April 17 2008 at 9:54 PM
Sam  (no login)


Response to Literature

I have lately been enjoying books (and a few CDs) by Eckhart Tolle. He translates the eternal truths of all spiritual literature to a form accessible to the modern man, without the baggage of extra concepts. One thing he always says is to not to become a spiritual seeker - a person who tries to achieve a state of perfection but never quite reaches it, because he/she is searching for it in time, in the future. So enlightenment becomes a future state to be achieved, and the present moment where all life happens is missed. He also advocates that people stay present in everyday activities such as washing dishes and turn them into a sort of meditation.

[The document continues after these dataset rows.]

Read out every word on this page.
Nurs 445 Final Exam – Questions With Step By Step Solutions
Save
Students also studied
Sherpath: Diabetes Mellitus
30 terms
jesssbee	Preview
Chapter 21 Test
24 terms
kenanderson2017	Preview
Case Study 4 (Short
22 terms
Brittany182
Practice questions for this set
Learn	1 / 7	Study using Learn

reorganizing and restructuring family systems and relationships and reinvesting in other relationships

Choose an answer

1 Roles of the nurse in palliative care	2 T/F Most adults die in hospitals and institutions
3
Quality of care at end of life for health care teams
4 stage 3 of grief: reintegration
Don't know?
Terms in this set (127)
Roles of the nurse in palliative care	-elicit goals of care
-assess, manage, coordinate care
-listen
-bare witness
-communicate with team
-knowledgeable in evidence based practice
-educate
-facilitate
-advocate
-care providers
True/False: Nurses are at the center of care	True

But I think this does not mean one could not have practices like NSR (or whatever else kind of) meditation, yoga, and other methods and techniques. It's just a matter of not making them a means to end and missing the life that happens right now ("I can't be happy until some future point where I have transcended these internal/external limitations in my life").

I was just reading some book on yoga the other day and it is very easy to get lost in a system that says: your mind can not be free until you've mastered a certain set of asanas and purified the body and cleansed the chakras. Then, only then, you should move into meditation and pranayama and after a lifetime of diligent practice you may reach the highest level. But that's just one system, one perspective. There is some truth to it, but no truth is THE truth as ultimately there are only perspectives.